The two detainees who are stuck at Gitmo — Tunisian Ridah bin Salah al Yazidi, 53, and Muideen Adeen al Sattar, 44, a stateless Rohingya — are among the five prisoners cleared for release by the Obama administration.
U.S. troops reportedly brought both prisoners to Guantánamo in 2002 soon after the prison opened. When Obama took office in 2009, his administration cleared Yazidi and Sattar for resettlement or repatriation.
However, they “refused to cooperate with U.S. efforts to send them to other nations,” the Herald reported.
The Herald quotes Obama-era officials who spoke on condition of anonymity as saying some of the detainees refused to leave because of mental problems.

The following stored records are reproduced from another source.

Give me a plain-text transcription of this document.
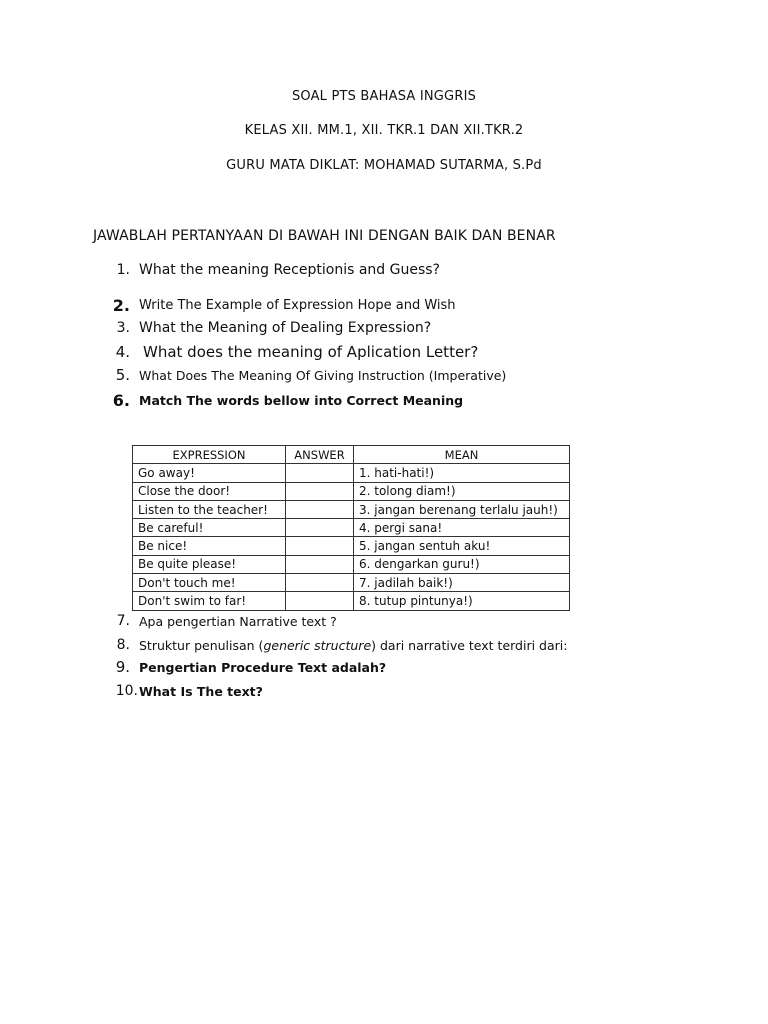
SOAL PTS BAHASA INGGRIS
KELAS XII. MM.1, XII. TKR.1 DAN XII.TKR.2
GURU MATA DIKLAT: MOHAMAD SUTARMA, S.Pd
JAWABLAH PERTANYAAN DI BAWAH INI DENGAN BAIK DAN BENAR
1. What the meaning Receptionis and Guess?
2. Write The Example of Expression Hope and Wish
3. What the Meaning of Dealing Expression?
4. What does the meaning of Aplication Letter?
5. What Does The Meaning Of Giving Instruction (Imperative)
6. Match The words bellow into Correct Meaning
EXPRESSION	ANSWER	MEAN
Go away!		1. hati-hati!)
Close the door!		2. tolong diam!)
Listen to the teacher!		3. jangan berenang terlalu jauh!)
Be careful!		4. pergi sana!
Be nice!		5. jangan sentuh aku!
Be quite please!		6. dengarkan guru!)
Don't touch me!		7. jadilah baik!)
Don't swim to far!		8. tutup pintunya!)
7. Apa pengertian Narrative text ?
8. Struktur penulisan (generic structure) dari narrative text terdiri dari:
9. Pengertian Procedure Text adalah?
10. What Is The text?
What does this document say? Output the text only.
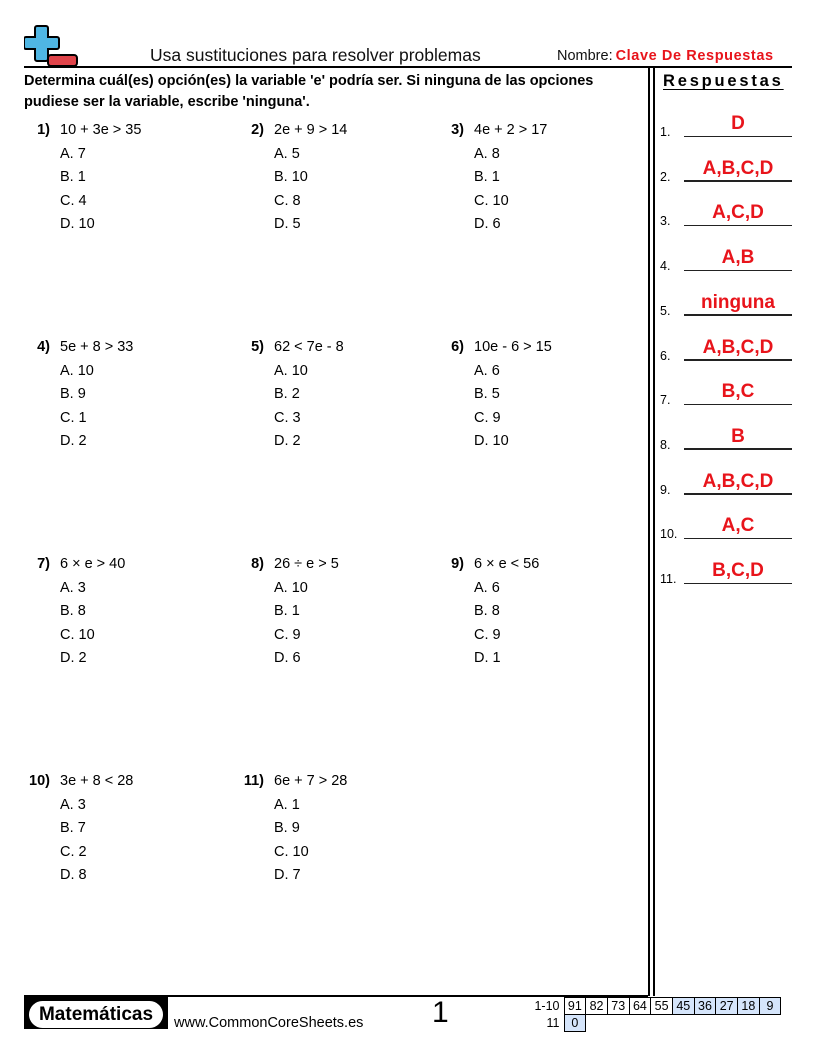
Usa sustituciones para resolver problemas	Nombre: Clave De Respuestas
Determina cuál(es) opción(es) la variable 'e' podría ser. Si ninguna de las opciones pudiese ser la variable, escribe 'ninguna'.
Respuestas
1) 10 + 3e > 35
A. 7
B. 1
C. 4
D. 10
2) 2e + 9 > 14
A. 5
B. 10
C. 8
D. 5
3) 4e + 2 > 17
A. 8
B. 1
C. 10
D. 6
4) 5e + 8 > 33
A. 10
B. 9
C. 1
D. 2
5) 62 < 7e - 8
A. 10
B. 2
C. 3
D. 2
6) 10e - 6 > 15
A. 6
B. 5
C. 9
D. 10
7) 6 × e > 40
A. 3
B. 8
C. 10
D. 2
8) 26 ÷ e > 5
A. 10
B. 1
C. 9
D. 6
9) 6 × e < 56
A. 6
B. 8
C. 9
D. 1
10) 3e + 8 < 28
A. 3
B. 7
C. 2
D. 8
11) 6e + 7 > 28
A. 1
B. 9
C. 10
D. 7
1.	D
2.	A,B,C,D
3.	A,C,D
4.	A,B
5.	ninguna
6.	A,B,C,D
7.	B,C
8.	B
9.	A,B,C,D
10.	A,C
11.	B,C,D
Matemáticas	www.CommonCoreSheets.es 1	1-10	91	82	73	64	55	45	36	27	18	9
11	0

“The officials said some of the prisoners didn’t cooperate with release efforts because they’re mentally ill. One of the two men refused to leave his prison block to discuss options for departing prison life with Pentagon, State Department or foreign envoys seeking to assist in their release, they said,” the Herald found. “Another who didn’t want to go refused to give enough information to U.S. officials so the International Red Cross could arrange a travel document, said the prison’s cultural adviser, who goes by Zaki.”
President Obama, who vowed to shut down Gitmo, released about 200 captives, reducing the prison population to 41.
The facility still holds 40 prisoners, including one convicted war criminal serving a life sentence, 26 “forever prisoners” deemed too dangerous to release, and the five men cleared for release by an Obama administration parole-style board.